La solidarité m’émeut, l’incompétence m’enrage !

Lorsque je vois la solidarité émouvante qu’il y a entre les peuples haïtien et québécois, je ne peux penser qu’à tout ce chemin parcouru depuis ce temps que j’habitais Montréal-Nord et que les émigrés de Port-au-Prince étaient laissés à leur sort, exploités dans des HLM construits par des spéculateurs fonciers sans vergogne, tenus à l’écart parce qu’on ne voulait même pas prendre la peine de les aider à s’intégrer au monde québécois. Quand nous en parlions aux autorités municipales, c’était le vide auquel nous nous adressions.

Pendant quelques aveilles de Noël, j’ai été volontaire pour aller porter aux familles les plus démunies de Montréal-Nord ces fameux paniers de nourriture que nous recevions de généreux donateurs.

Je me souviens être entré dans des appartements grands comme ma main, où deux ou trois familles vivaient serrées les unes sur les autres, leurs nombreux jeunes enfants vêtus d’un simple caleçon et pieds nus, qui se jetaient sur ces boîtes que nous leur apportions comme si elles étaient pleines de trésors.

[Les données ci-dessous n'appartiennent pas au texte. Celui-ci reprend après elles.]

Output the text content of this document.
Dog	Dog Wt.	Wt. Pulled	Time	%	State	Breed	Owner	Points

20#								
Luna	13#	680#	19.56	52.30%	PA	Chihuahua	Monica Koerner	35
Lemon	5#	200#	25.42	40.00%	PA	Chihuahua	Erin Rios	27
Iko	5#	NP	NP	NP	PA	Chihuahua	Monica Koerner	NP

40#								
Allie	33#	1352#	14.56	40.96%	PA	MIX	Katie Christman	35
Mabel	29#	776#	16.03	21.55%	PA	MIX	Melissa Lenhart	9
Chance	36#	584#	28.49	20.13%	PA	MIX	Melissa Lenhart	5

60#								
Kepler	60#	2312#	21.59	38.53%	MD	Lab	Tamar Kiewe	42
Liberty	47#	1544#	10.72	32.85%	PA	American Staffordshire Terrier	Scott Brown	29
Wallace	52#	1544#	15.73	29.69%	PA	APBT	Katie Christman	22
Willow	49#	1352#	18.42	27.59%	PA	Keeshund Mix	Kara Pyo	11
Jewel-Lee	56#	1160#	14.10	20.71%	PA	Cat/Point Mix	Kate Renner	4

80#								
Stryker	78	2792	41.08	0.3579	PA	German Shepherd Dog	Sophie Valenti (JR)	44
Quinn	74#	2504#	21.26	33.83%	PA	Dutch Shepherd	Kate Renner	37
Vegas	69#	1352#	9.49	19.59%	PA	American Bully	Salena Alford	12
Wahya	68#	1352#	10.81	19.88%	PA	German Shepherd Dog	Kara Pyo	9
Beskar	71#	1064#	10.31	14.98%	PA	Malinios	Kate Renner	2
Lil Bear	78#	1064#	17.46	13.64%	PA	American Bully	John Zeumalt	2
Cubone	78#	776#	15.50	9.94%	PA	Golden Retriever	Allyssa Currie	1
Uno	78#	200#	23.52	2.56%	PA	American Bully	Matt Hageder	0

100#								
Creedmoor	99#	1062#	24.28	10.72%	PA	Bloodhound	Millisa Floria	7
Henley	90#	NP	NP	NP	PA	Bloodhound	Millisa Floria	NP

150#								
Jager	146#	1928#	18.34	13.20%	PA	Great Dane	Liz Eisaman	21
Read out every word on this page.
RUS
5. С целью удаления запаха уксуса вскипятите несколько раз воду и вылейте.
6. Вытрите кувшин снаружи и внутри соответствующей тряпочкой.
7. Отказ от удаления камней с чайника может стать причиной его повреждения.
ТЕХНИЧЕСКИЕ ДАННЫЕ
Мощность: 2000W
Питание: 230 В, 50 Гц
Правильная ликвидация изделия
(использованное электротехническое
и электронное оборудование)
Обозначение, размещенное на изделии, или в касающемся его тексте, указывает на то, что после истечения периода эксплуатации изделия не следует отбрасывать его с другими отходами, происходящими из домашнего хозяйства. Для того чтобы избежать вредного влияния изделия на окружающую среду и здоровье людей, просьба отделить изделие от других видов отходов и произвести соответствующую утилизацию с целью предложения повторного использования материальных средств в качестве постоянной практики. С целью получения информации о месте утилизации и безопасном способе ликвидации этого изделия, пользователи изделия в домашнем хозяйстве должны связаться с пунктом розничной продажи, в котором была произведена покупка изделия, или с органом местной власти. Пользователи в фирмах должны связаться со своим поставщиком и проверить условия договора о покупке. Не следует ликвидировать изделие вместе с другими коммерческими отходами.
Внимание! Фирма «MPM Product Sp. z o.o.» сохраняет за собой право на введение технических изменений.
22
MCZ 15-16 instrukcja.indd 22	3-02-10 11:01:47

Je me souviens aussi que les salons n’étaient plus des salons, mais de petites manufactures de couture : les femmes passaient de longues journées à coudre ces vêtements pour des entrepreneurs juifs de la rue Saint-Laurent et étaient évidemment mal payées au noir. Quand nous en parlions aux autorités municipales, c’était encore le vide auquel nous nous adressions.

Des citoyens de deuxième classe, voilà comment on considérait les Haïtiens de Montréal-Nord. Il fallait bien qu’un jour ça explose et quand c’est arrivé, on a encore eu de la difficulté à se rendre compte pourquoi il ne pouvait pas en être autrement. Les pauvres ne le sont pas par choix : c’est qu’ils n’ont pas les mêmes droits que les autres qui s’enrichissent, souvent à leurs dépens.

Toute l’histoire moderne de Haïti en est la preuve catastrophique. Si des despotes comme Papa Doc et Bébé Doc ont pu voler leur peuple, si leurs successeurs ont toujours eu les mains liées, ce qui ne les a pas empêchés de s’en mettre personnellement plein les poches, ne cherchons pas de midi à quatorze heures : des organismes comme la Banque mondiale, des empires comme ceux des États-Unis et de la France, en obligeant Haïti à entrer dans le grand concert des nations néolibérales, ont détissé tout le tissu social d’un peuple, l’obligeant à accepter des réformes pour lesquelles il n’était pas prêt, et qui l’ont forcé à quitter petits villages et campagnes dans l’espoir de trouver ce travail qu’on prétendait lui offrir à Port-au-Prince.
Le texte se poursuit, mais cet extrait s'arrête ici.